Critically, the SEC's exemptive authority must be consistent with the purpose of the subsection.[20] The purpose was clear. In adopting these amendments, Congress wrote that the reporting threshold should be "at least $100,000,000 or such lesser amount (but in no case less than $10,000,000)". The $3.5 billion increase the SEC is proposing is entirely outside of those parameters and, therefore, it is inconsistent with the purpose of the subsection. Congress could have provided the Commission with authority, exemptive or otherwise, to raise the reporting threshold, but it elected not do so.

The Commission is Moving away from its Mission
Critically, the Proposed Amendments are part of a steady stream of rule proposals which, alone, represent regulatory missteps. However, when these proposals are viewed in conjunction with each other they represent questionable regulatory policy and demonstrate a departure from the SEC's mission to "protect investors, maintain fair, orderly, and efficient markets, and facilitate capital formation."

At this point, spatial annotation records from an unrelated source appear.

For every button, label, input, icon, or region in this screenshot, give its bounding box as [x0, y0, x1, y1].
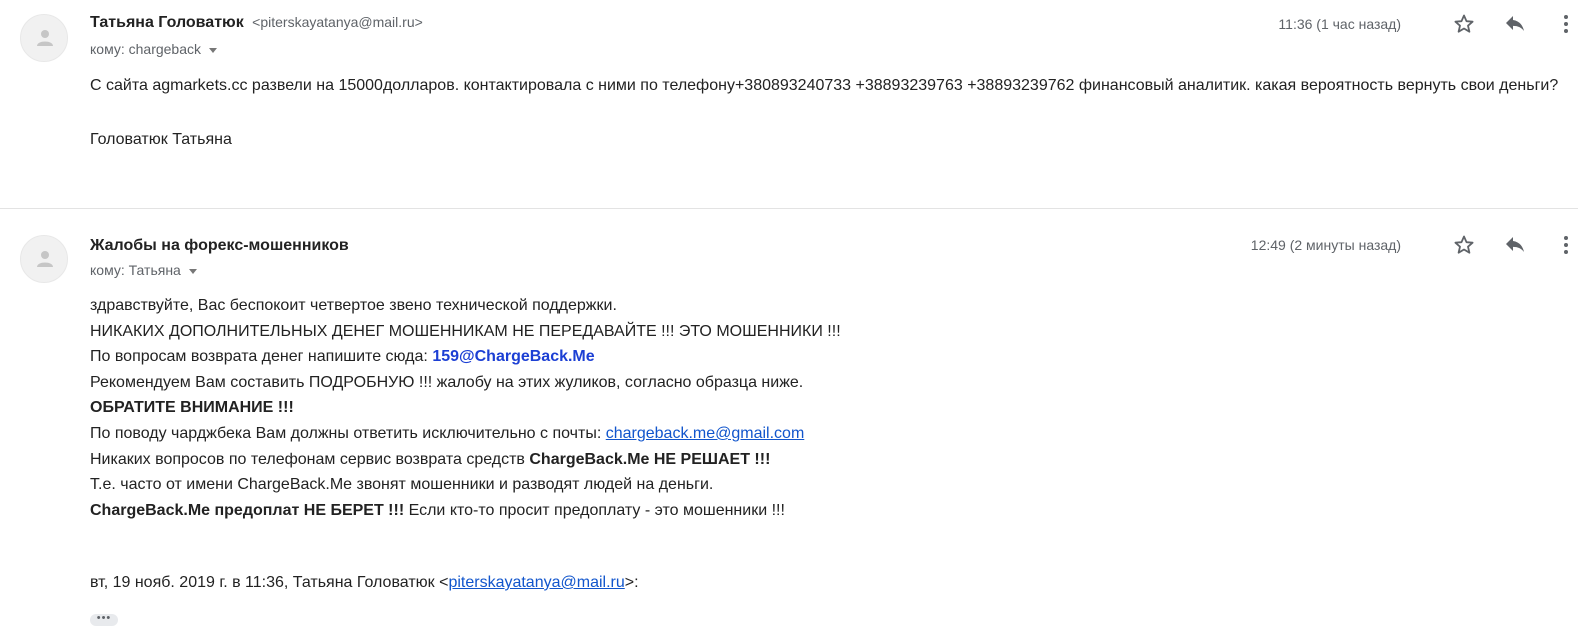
recipient-toggle[interactable]: кому: chargeback: [90, 41, 218, 57]
body-text: По вопросам возврата денег напишите сюда…: [90, 348, 433, 366]
message-1: Татьяна Головатюк <piterskayatanya@mail.…: [0, 0, 1578, 209]
quote-email-link[interactable]: piterskayatanya@mail.ru: [448, 574, 624, 591]
quote-prefix: вт, 19 нояб. 2019 г. в 11:36, Татьяна Го…: [90, 574, 449, 591]
body-line: Никаких вопросов по телефонам сервис воз…: [90, 447, 841, 473]
sender-avatar[interactable]: [20, 235, 68, 283]
reply-icon[interactable]: [1503, 233, 1527, 257]
bold-text: ChargeBack.Me предоплат НЕ БЕРЕТ !!!: [90, 501, 405, 519]
body-line: Т.е. часто от имени ChargeBack.Me звонят…: [90, 476, 714, 494]
quote-suffix: >:: [624, 574, 639, 591]
body-line: ChargeBack.Me предоплат НЕ БЕРЕТ !!! Есл…: [90, 498, 841, 524]
message-actions: [1438, 233, 1578, 257]
signature: Головатюк Татьяна: [90, 131, 232, 148]
recipient-label: кому: Татьяна: [90, 262, 181, 278]
body-line: Рекомендуем Вам составить ПОДРОБНУЮ !!! …: [90, 373, 804, 391]
more-vert-icon[interactable]: [1554, 12, 1578, 36]
body-line: По вопросам возврата денег напишите сюда…: [90, 344, 841, 370]
sender-name[interactable]: Жалобы на форекс-мошенников: [90, 237, 349, 254]
body-text: С сайта agmarkets.cc развели на 15000дол…: [90, 77, 1559, 94]
sender-name[interactable]: Татьяна Головатюк: [90, 14, 244, 31]
body-line: По поводу чарджбека Вам должны ответить …: [90, 421, 841, 447]
body-text: Никаких вопросов по телефонам сервис воз…: [90, 450, 530, 468]
body-line: НИКАКИХ ДОПОЛНИТЕЛЬНЫХ ДЕНЕГ МОШЕННИКАМ …: [90, 322, 841, 340]
sender-email: <piterskayatanya@mail.ru>: [252, 14, 423, 30]
recipient-toggle[interactable]: кому: Татьяна: [90, 262, 197, 278]
body-text: По поводу чарджбека Вам должны ответить …: [90, 424, 606, 442]
sender-line: Жалобы на форекс-мошенников: [90, 237, 349, 255]
chevron-down-icon[interactable]: [209, 47, 218, 53]
message-body: здравствуйте, Вас беспокоит четвертое зв…: [90, 293, 841, 523]
body-line: здравствуйте, Вас беспокоит четвертое зв…: [90, 297, 617, 314]
more-vert-icon[interactable]: [1554, 233, 1578, 257]
show-trimmed-content-button[interactable]: •••: [90, 613, 118, 626]
message-body: С сайта agmarkets.cc развели на 15000дол…: [90, 72, 1560, 153]
quote-header: вт, 19 нояб. 2019 г. в 11:36, Татьяна Го…: [90, 574, 639, 592]
star-icon[interactable]: [1452, 233, 1476, 257]
bold-text: ChargeBack.Me НЕ РЕШАЕТ !!!: [529, 450, 771, 468]
message-2: Жалобы на форекс-мошенников кому: Татьян…: [0, 209, 1578, 642]
sender-avatar[interactable]: [20, 14, 68, 62]
email-link[interactable]: chargeback.me@gmail.com: [606, 425, 805, 442]
reply-icon[interactable]: [1503, 12, 1527, 36]
message-time: 11:36 (1 час назад): [1278, 16, 1401, 32]
message-actions: [1438, 12, 1578, 36]
contact-email[interactable]: 159@ChargeBack.Me: [432, 348, 594, 365]
person-icon: [37, 251, 53, 267]
sender-line: Татьяна Головатюк <piterskayatanya@mail.…: [90, 14, 423, 32]
body-text: Если кто-то просит предоплату - это моше…: [404, 501, 785, 519]
message-time: 12:49 (2 минуты назад): [1250, 237, 1401, 253]
person-icon: [37, 30, 53, 46]
body-line: ОБРАТИТЕ ВНИМАНИЕ !!!: [90, 399, 294, 417]
star-icon[interactable]: [1452, 12, 1476, 36]
chevron-down-icon[interactable]: [188, 268, 197, 274]
recipient-label: кому: chargeback: [90, 41, 202, 57]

For example, on October 2, 2019, the SEC issued a proposed exemptive order that would municipal advisors to participate in the direct placement of municipal securities, without being registered as a broker or a dealer, under the Exchange Act.[21] Despite industry concern about the proposed exemptions, on June 16, 2020, the Commission issued a similar, temporary exemptive order that would remain in place until December 31, 2020.[22] The temporary exemptive order did address certain public concerns, but others remained unaddressed. For example, the temporary exemptive order still allows municipal advisors to receive transaction-based compensation without being registered with the Commission as a broker or a dealer.

On July 22, 2020, the SEC adopted amendments to its proxy solicitation rules.[23] These amendments will increase issuer involvement in the proxy voting advice process and will mean that this advice will no longer be independent. Then, on September 23, 2020, the SEC adopted changes to the procedural requirements and resubmission thresholds under the shareholder proposals rule. [24] Those changes will make it nearly impossible for smaller investors, who are owners of a company, to repeatedly propose important changes, like public disclosure of a company's risk to climate change or the diversity of its board and management.[25] In fact, an analysis on proxy filings from 2006 to 2018 conducted by Principles for Responsible Investment found that under this new rule, 399 resubmitted shareholder proposals would fail to make the ballot, nearly half of which were environmental, social, and governance proposals.[26]

Conclusion
For all the reasons stated in this letter, again, I urge the Commission to rescind this proposal. Thank you and I look forward to continued, constructive engagement with the Commission on these, and other, issues.